Especialistas apontam fragilidade democrática Estudiosos revelam preocupação com suposta ameaça do ministro da Defesa Braga Netto e alertam que o país passa por uma "instabilidade institucional"

Luiz Calcagno
do Correio Braziliense

Publicação: 23/07/2021 03:00

Especialistas veem a notícia da ameaça direta à democracia feita pelo ministro da Defesa de Jair Bolsonaro, o general do Exército Walter Braga Netto, como um sintoma da fragilidade democrática do país. O militar negou, na manhã de ontem, por nota, que tenha avisado ao presidente da Câmara, Arthur Lira (PP-AL), que caso o Congresso não aprove o voto impresso, não haverá eleições em 2022. Mas, na mesma mensagem, defendeu a alteração do sistema eleitoral. Para estudiosos da Defesa e cientistas políticos, mesmo que o desmentido de Braga Netto seja verdadeiro, um golpe não está descartado.
 
Além disso, a simples notícia da ameaça direta da Defesa ao Congresso deveria ser suficiente para tornar insustentável a permanência do militar no cargo.

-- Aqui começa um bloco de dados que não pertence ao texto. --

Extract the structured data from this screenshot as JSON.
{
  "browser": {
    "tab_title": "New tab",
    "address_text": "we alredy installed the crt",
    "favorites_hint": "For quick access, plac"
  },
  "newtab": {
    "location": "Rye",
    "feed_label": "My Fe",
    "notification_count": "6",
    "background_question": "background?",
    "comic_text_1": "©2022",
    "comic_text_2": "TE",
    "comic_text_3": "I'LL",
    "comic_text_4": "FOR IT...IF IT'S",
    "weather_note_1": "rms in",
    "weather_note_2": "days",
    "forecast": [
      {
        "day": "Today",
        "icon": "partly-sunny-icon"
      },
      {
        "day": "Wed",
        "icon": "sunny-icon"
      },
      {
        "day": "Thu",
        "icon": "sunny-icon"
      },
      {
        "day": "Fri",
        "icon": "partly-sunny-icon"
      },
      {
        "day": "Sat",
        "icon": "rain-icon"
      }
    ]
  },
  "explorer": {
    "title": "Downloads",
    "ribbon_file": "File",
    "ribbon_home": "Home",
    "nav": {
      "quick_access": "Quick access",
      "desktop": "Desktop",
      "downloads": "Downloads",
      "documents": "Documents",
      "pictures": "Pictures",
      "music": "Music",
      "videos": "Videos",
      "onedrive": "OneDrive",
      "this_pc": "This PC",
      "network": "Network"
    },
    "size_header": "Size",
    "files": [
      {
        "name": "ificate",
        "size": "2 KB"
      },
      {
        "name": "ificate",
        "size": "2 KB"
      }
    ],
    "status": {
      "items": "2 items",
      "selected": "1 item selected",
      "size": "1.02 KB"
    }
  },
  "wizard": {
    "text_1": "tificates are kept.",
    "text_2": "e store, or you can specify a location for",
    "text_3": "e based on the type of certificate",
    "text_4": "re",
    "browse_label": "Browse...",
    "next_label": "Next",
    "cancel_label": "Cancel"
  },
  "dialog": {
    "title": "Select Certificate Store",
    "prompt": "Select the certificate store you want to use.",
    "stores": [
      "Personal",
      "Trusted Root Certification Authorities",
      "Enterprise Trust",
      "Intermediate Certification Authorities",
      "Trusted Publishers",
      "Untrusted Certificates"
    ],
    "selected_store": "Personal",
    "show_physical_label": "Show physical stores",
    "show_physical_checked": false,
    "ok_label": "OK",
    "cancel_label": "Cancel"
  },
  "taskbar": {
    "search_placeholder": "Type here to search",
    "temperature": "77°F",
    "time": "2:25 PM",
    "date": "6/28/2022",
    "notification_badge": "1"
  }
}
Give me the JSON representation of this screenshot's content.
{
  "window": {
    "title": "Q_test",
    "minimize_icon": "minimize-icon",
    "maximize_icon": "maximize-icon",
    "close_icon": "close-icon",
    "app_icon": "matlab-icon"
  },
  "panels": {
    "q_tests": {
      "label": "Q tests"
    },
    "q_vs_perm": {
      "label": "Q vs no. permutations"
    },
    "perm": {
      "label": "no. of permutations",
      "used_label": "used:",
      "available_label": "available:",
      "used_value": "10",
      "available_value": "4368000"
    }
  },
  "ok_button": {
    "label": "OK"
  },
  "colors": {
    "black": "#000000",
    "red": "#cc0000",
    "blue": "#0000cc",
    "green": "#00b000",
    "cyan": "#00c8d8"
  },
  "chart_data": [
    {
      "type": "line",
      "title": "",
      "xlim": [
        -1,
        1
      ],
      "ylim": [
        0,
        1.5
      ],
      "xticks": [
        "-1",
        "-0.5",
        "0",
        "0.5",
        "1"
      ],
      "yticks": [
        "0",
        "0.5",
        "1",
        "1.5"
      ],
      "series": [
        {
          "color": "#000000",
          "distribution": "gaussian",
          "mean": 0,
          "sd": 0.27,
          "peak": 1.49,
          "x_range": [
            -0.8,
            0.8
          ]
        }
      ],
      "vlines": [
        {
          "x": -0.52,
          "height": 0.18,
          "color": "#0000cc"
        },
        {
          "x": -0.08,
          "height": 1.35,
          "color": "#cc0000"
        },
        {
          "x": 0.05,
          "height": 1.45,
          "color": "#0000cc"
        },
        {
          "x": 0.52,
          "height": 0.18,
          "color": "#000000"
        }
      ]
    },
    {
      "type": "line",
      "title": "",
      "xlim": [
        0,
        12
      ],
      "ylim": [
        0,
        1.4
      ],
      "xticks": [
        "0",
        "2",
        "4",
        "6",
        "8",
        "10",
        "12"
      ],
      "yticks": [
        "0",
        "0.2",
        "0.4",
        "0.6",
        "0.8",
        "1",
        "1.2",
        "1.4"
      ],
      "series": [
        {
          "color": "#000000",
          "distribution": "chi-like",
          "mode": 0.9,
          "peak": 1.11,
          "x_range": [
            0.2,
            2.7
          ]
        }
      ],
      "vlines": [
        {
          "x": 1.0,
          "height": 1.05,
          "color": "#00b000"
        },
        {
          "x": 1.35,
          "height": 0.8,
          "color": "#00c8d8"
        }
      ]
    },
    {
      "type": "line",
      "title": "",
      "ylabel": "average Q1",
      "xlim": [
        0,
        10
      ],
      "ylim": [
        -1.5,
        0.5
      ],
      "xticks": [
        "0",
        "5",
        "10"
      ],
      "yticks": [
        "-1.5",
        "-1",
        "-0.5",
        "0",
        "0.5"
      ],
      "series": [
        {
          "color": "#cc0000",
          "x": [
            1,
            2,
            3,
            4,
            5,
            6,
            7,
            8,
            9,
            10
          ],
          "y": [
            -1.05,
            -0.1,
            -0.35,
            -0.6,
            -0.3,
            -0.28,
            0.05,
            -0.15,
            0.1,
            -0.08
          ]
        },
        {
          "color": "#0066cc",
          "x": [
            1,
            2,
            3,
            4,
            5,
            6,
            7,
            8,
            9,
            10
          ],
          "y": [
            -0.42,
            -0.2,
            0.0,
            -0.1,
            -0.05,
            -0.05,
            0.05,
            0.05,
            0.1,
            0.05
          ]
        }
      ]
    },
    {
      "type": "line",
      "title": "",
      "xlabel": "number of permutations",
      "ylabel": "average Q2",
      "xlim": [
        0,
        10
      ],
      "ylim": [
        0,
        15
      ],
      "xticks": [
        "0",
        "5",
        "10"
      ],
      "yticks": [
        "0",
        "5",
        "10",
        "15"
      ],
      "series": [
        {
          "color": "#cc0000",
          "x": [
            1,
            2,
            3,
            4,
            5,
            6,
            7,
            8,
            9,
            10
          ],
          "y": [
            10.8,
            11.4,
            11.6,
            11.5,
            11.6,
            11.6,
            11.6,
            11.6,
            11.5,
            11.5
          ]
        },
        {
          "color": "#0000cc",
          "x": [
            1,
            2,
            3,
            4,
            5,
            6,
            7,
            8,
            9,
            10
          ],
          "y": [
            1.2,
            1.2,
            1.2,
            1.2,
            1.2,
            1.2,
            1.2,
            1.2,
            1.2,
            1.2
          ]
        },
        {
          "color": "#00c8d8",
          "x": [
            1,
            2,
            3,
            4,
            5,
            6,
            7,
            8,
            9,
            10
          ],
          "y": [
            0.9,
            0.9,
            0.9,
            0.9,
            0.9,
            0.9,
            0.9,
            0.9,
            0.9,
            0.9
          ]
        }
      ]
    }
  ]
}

É o que afirma o especialista em relações internacionais e ex-assessor da Assessoria de Defesa da Secretaria de Assuntos Estratégicos da Presidência da República, Juliano da Silva Cortinhas. “Eu parto do pressuposto de que houve o episódio. Nós vivemos em um momento de testes constantes à demo, e parece que esse foi mais um”, opinou.
 
“E se nós tivéssemos uma declaração como essa, como repercutiria? O ministro da Defesa fez a declaração. O Lira, em vez de cobrar a demissão, resolveu dar um off para a imprensa. O que mostraria que ele é um chefe fraco. Se tivesse à altura do cargo, exigiria, sem divulgar o episódio, a demissão do ministro. O presidente pode demitir ministros quando bem entender. E ele (Lira) é fraco pois não defende a democracia, mas seus interesses e seu grupo. Acabamos de ter a recriação do ministério do Trabalho porque o Centrão exigiu, uma reforma, mas a demissão do ministro da Defesa também não ocorreu”, destacou.

Precedentes
Cortinhas lembra que já ocorreram demissões de ministros da Defesa por “declarações mal colocadas”. Em 4 de agosto de 2011, Jobim entregou a carta de demissão à então presidente da República Dilma Rousseff (PT), após a imprensa divulgar críticas que o ministro teria feito a Gleisi Hoffmann, então chefe da Casa Civil, e Ideli Salvatti, do extinto Ministério das Relações Institucionais. E, em 4 de novembro de 2004, o ministro José Viegas Filho pediu demissão ao então presidente Lula após o Exército divulgar uma nota de conteúdo político sem consultá-lo.
 
“E, ao contrário do que ocorreu, o atual ministro certamente não será demitido, pois nossa democracia está muito enfraquecida. Se estivéssemos com uma democracia bem construída, ele deveria ser demitido independente de a notícia ser verdadeira ou não. Isso não ocorre porque estamos reféns das Forças Armadas. O ministro da Defesa não poderia ser militar se a democracia fosse sólida. Um pré-requisito para a democracia é o controle civil sobre as Forças Armadas. Se o ministro é militar, a democracia é débil, e nesse cenário, não podemos esperar que haja a demissão do atual ministro”, criticou.

Instabilidade

De acordo com o cientista político e professor da Universidade do Estado do Rio de Janeiro (UERJ) Geraldo Tadeu, a suposta ameaça de Braga Netto à democracia revela “um clima de altíssima instabilidade institucional, política e até emocional no meio político”. “Uma notícia dessas, anos atrás, passaria facilmente como fake news. Mas, hoje, passa a ter um grau de plausibilidade bastante grande, para fazer com que as pessoas se mobilizem em torno disso. Isso mostra a degradação institucional que estamos vivendo”, disse.
 
Tadeu destaca que a retórica golpista bolsonarista é constante. “As manifestações de rua deles pedem fechamento do Congresso e são contra o STF, e o próprio Bolsonaro chama o presidente do Tribunal Superior Eleitoral (Luiz Fux) de ‘imbecil’ e de ‘idiota’. Isso faz parte essencial do movimento bolsonarista”.

"Dilema"
Em um artigo publicado no jornal The New York Times, ontem, o cientista político Gaspard Estrada afirma que Bolsonaro estimula uma “ruptura institucional na segunda maior democracia do continente americano”.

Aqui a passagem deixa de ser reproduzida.